Миссис Рикмен лишь немного повысила голос, но эффект был достигнут. Воцарилось молчание.
— Мистер Смитбек, должна сказать вам с полной откровенностью... — Она не договорила, быстро поднялась, обогнула стол и встала прямо позади журналиста. — Должна сказать, — продолжила миссис Рикмен, — что вы слишком долго не можете встать на нашу точку зрения. Вы пишете книгу не для коммерческого издателя. Говоря прямо, нам нужно благоприятное освещение, какое вы придали Бостонскому аквариуму в своей предыдущей книге. — Она обошла кресло, на котором сидел Смитбек, и с чопорным видом присела на край стола. — У нас есть к вам определенные требования, и мы вправе их предъявлять. Это... — Она начала загибать костлявые пальцы. — Первое: никаких контроверз. Второе: ничего такого, что может оскорбить этнические группы. Третье: ничего такого, что может повредить репутации музея. Разве они столь уж непомерные? На последней фразе дама понизила голос, подалась вперед и стиснула своей сухой рукой руку Смитбека.
— Я... нет, — выдавил Смитбек с почти неодолимым желанием вырвать руку.
— Отлично, значит, договорились. Миссис Рикмен придвинула к журналисту рукопись.
— Теперь необходимо обсудить еще один небольшой вопрос. — Говорила она очень четко. — В рукописи вы несколько раз цитируете интересные комментарии людей, “близких к выставке”, но не называете источников. В этом нет ничего особенного, понимаете, но мне хотелось бы иметь их список — для моих файлов и только.
Она выжидающе улыбнулась.
Смитбеку это не понравилось.
— Видите ли, — сдержанно ответил он, — я бы хотел вам помочь, но не позволяет журналистская этика. — И пожал плечами.
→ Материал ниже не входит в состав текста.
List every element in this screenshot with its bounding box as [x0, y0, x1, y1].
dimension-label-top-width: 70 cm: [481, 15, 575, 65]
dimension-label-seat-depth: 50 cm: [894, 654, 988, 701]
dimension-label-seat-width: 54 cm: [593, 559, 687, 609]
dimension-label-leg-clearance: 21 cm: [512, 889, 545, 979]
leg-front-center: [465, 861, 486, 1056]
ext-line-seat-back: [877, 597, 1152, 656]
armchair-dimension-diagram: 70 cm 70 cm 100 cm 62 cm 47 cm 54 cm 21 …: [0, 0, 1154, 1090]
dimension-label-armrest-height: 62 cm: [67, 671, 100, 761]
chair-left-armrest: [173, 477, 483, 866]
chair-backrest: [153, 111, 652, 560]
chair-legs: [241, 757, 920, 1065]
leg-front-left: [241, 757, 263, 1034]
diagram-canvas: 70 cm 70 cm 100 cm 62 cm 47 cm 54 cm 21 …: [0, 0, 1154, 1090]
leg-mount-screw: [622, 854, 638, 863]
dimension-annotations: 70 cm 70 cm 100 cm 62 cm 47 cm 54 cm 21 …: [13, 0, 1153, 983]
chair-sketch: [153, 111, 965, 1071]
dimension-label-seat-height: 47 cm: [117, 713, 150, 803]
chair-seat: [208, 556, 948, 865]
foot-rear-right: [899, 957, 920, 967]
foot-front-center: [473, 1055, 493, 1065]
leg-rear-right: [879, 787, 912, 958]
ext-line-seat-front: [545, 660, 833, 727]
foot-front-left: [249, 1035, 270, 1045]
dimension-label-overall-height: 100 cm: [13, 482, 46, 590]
Улыбка миссис Рикмен мгновенно увяла, она открыла рот, собираясь заговорить. Но тут, к облегчению Смитбека, зазвонил телефон. Журналист поднялся, взял рукопись и направился к выходу. Когда закрывал дверь, до него донесся вздох, похожий на стон.
— Как, еще одно?
Дверь закрылась.
14
Д’Агоста никак не мог освоиться в зале человекообразных обезьян, среди чучел усмехающихся шимпанзе, висящих на искусственных деревьях, с их волосатыми шкурами и большими человеческими руками, на которых были настоящие ногти. Лейтенант недоумевал, почему ученые так долго не могли установить, что человек произошел от обезьяны. Это должно было быть ясно с первого взгляда на шимпанзе. Д’Агоста где-то слышал, что они совсем как люди: легко возбудимые, вечно дерутся, даже убивают и поедают друг друга. Черт возьми, думал он, можно ведь, наверное, как-то пройти по музею, минуя этот зал.
— Сюда, — сказал охранник, — вниз по лестнице. Это просто жуть, лейтенант. Я пришел в...
— Об этом потом, — сказал д’Агоста. Побывав на вскрытии трупа мальчика, он был готов ко всему. — Говоришь, на убитом форма охранника? Знаком он тебе?
— Не знаю, сэр. Трудно разобрать.
Охранник указал вниз. Лестница оканчивалась у выхода во дворик. Тело лежало у ее подножия, в темноте. Все было залито и забрызгано черным — пол, стены, лампочка наверху. Д’Агоста знал, что это за чернота.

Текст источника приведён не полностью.